彼は目に見えぬくらいの速度で手近な木に登っていたのだ。
視界から消えたソルを探し唸り声をあげるディンダロスが首をあげたその時……
――風が横切った。
落ちるディンダロスの首。
華麗に着地するソルはフンと顎をあげ、どうだとばかりにイブロを見やる。
いかな硬い皮膚と毛皮を誇るディンダロスとはいえ、空から勢いをつけた雷獣の一撃を耐えることはできなかったようだった。
一方のクロエは独特の足音を立てぬ歩法を駆使し、ディンダロスの爪を避けつつ一撃を加える。既に数度、ディンダロスを切りつけているがその表皮を傷つけることがかなわずにいた。
元々クロエの暗器であるサイを使った格闘法は対人戦に特化したものなのだ。彼の任務は悪漢からお嬢様を護ること。となれば、彼の想定する敵とは「人間」になる。それ故極めた格闘術。
もちろん、モンスター相手であっても他の者に引けを取ることなどないのだが……ディンダロスの硬さとは相性が悪い。
「傷がつかないのでしたら……傷がつくところを刺すだけです……」
クロエは秀麗な顔に微笑を浮かべ、上半身を後ろに逸らす。そこを駆け抜けるディンダロスの爪。
交差すること数度、クロエの頭脳はディンダロスの動きの解析を完全に終えていた。クロエには手に取るようにディンダロスの動きが見える。予測できる。
故に、次に奴が来るのはここだ。クロエは右腕を鞭のようにしならせてサイを振るう。
そこへディンダロスが飛び込んできて、そのまま吸い込まれるようにサイが獣の目に突き刺さった。

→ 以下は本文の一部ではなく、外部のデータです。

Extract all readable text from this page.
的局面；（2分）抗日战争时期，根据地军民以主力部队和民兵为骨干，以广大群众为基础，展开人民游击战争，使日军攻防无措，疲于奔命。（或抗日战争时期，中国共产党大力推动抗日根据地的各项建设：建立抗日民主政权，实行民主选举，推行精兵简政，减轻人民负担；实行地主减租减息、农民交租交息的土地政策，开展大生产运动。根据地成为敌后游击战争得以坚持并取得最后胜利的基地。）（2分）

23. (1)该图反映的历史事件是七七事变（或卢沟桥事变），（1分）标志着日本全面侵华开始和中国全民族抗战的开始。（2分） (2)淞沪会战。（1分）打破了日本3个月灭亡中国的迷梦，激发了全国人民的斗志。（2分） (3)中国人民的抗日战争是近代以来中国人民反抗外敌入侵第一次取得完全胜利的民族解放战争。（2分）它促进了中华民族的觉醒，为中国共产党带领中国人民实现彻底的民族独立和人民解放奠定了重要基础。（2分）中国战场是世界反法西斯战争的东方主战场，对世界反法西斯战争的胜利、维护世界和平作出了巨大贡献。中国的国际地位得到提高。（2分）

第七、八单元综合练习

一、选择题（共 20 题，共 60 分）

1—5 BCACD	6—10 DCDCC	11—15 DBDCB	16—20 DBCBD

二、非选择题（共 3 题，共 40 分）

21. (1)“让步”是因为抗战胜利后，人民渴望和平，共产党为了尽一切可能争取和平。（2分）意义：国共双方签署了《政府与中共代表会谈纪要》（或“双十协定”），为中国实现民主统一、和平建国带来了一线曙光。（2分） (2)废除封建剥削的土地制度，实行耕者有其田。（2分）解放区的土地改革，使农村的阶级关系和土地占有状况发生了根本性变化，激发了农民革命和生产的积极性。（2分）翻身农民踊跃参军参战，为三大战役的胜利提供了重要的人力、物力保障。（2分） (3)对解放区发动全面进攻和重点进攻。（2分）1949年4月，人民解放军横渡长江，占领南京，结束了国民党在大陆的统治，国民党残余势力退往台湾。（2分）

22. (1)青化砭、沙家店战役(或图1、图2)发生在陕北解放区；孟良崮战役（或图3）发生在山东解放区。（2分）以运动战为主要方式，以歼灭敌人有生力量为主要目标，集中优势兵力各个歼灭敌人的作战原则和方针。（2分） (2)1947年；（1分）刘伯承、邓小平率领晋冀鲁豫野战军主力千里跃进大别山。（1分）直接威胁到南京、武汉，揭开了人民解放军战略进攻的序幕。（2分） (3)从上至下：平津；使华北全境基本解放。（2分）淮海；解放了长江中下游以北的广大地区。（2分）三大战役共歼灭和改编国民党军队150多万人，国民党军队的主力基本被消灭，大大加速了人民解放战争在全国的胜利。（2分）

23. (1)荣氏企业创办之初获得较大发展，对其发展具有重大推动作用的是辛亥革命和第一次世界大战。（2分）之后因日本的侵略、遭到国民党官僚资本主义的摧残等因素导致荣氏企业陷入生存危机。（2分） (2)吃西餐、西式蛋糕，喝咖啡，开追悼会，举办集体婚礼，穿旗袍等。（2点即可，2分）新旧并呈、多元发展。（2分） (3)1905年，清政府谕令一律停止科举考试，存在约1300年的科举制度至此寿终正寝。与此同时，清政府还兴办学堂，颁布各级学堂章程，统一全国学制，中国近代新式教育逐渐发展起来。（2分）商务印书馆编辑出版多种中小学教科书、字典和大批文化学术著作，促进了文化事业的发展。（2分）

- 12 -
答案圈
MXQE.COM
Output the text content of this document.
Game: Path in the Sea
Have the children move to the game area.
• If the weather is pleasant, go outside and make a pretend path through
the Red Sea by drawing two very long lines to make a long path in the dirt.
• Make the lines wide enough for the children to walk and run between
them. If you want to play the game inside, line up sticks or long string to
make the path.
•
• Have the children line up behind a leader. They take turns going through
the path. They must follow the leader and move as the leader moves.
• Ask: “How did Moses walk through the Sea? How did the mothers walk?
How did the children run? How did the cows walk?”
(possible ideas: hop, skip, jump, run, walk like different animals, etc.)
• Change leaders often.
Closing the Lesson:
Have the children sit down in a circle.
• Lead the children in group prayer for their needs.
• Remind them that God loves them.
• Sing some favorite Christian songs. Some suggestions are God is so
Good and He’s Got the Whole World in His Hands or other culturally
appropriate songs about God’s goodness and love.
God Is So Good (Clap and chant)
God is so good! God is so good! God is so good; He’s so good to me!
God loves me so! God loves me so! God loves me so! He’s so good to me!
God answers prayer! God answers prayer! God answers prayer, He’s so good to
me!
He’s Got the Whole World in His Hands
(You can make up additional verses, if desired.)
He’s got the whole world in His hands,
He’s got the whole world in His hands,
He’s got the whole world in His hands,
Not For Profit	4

絶叫をあげるディンダロスへクロエは冷静にもう一方の目にサイを突き立て止めを刺す。
彼は仕事は終わったとばかりに華麗に背筋を伸ばすと、メガネを指先でクイっとあげ踵を返したのだった。
「終わったようだな……」
全てのディンダロスを倒し終え、イブロの元に集まるソルとクロエ。
「イブロさん、イブロさんほど強い方を見たのは初めてです」
クロエはサイを懐に仕舞い込み、上品に胸へ手をあてイブロを称賛するように会釈をする。
「相性が良かっただけさ」
「しかし、イブロさん」
クロエがソルへ目を向ける。ソルはもう準備はできたとばかりに、腰を落とし待ち構えているではないか。
「あ、いや」
「一刻を争います。どうぞ」
「仕方ねえ……」
イブロは渋々ソルへまたがるのだった。
庭にはもう敵はいないようで、ソルに導かれ彼らは館の前までたどり着く。
間近で見る洋館は遠くから見る以上に荒れ果てた様子が見て取れた。本当にここに住んでいる者がいるのか疑わしいくらいに……。
そこら中に蜘蛛の巣が張り巡らされ、蔦が絡まり放題、ところどころ朽ちて崩れ落ちた箇所も見受けられる。
ただ、入り口の鉄の扉だけは固く閉められており、扉に埃はかぶっていない。つまり、長らく開かずの扉になってはいないということだ。
「いくぞ」
イブロはソルから降りると、一人と一匹へ声をかける。
無事でいてくれよ……イブロはそう祈りながら重い鉄の扉を開けるのだった。